With these insights, my team considered how we might take advantage of existing functionalities in Google Drive to improve teachers’ material creation process because they are already using google products. With our limited time and resources, we found a solution without inventing a new wheel.
That’s why we chose to create the Google Docs add-on / that enables teachers to convert Google slides to worksheets.
With the research that I did, my team finalized to create a Google Docs Add-on that uses teachers’ existing slide decks to generate questions and format worksheets that they can use in their classrooms.
With the research, MateriALL is made for K-12th teachers, particularly those in Title I Schools, new to their careers and who do not have pre-existing classroom materials from previous years of teaching.

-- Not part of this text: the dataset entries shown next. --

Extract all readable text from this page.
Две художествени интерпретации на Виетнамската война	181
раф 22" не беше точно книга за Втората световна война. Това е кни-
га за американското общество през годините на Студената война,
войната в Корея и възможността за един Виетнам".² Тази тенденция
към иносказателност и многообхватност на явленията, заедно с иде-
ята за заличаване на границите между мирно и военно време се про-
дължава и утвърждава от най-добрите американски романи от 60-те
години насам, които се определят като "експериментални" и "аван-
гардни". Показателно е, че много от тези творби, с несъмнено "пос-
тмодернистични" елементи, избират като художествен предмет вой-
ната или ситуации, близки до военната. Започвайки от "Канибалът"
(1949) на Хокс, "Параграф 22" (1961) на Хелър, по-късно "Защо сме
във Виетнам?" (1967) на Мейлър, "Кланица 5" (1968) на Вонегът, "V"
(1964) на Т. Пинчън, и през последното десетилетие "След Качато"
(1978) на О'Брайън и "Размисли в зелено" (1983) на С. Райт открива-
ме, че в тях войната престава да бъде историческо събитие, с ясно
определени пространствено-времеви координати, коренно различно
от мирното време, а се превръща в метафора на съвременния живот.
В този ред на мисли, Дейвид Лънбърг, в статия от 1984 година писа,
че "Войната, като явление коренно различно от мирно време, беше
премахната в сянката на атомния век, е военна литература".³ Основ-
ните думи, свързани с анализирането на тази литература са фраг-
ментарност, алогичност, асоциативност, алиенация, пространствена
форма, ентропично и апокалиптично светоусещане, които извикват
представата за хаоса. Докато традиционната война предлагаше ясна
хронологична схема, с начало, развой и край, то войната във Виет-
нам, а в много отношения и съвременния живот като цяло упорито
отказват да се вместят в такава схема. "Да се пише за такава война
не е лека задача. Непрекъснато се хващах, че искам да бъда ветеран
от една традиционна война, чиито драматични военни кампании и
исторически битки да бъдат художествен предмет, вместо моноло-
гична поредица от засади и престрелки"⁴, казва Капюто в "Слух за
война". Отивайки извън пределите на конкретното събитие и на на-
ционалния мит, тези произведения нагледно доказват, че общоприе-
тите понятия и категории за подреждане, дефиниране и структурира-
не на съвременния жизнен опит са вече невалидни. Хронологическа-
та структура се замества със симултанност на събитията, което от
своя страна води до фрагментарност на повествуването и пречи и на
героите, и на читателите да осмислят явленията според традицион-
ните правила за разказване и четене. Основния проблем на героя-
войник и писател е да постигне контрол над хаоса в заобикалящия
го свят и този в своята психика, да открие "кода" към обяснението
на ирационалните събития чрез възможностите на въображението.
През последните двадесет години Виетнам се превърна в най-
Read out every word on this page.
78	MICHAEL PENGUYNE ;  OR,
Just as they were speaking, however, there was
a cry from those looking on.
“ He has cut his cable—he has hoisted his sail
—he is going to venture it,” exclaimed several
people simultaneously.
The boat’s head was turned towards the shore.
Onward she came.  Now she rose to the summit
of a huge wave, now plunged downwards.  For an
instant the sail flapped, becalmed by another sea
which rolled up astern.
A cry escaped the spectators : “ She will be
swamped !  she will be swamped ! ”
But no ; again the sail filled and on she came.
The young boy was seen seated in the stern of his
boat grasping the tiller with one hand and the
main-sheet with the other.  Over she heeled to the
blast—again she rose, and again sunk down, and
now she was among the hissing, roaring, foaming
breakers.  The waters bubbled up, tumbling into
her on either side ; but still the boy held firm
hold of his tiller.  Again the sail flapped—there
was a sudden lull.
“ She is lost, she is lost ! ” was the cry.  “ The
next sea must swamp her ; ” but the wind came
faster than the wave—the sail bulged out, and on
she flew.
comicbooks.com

To sum up, from the interviews, we could conclude that the biggest problem that we wanted to solve was that teachers don’t have time. The interview project helped narrow the scope of the project from just “we want to help teachers” to “we want to save teachers’ time”.
And from the survey and interview, I could conclude that teachers need a tool to help them plan the lesson and create their classroom materials efficiently- which was teachers’ specific needs.
Finally, from the survey, I could learn that newer teachers spend the most time creating worksheets and using Google drive products. So, it would be best if we could take advantage of the existing tool and create a Google add-on.
My team was a team of grad students with limited time, experience, and resources, so it was essential to narrow down our scope and figure out what we could do and what to work on, and my research projects helped the team to achieve that.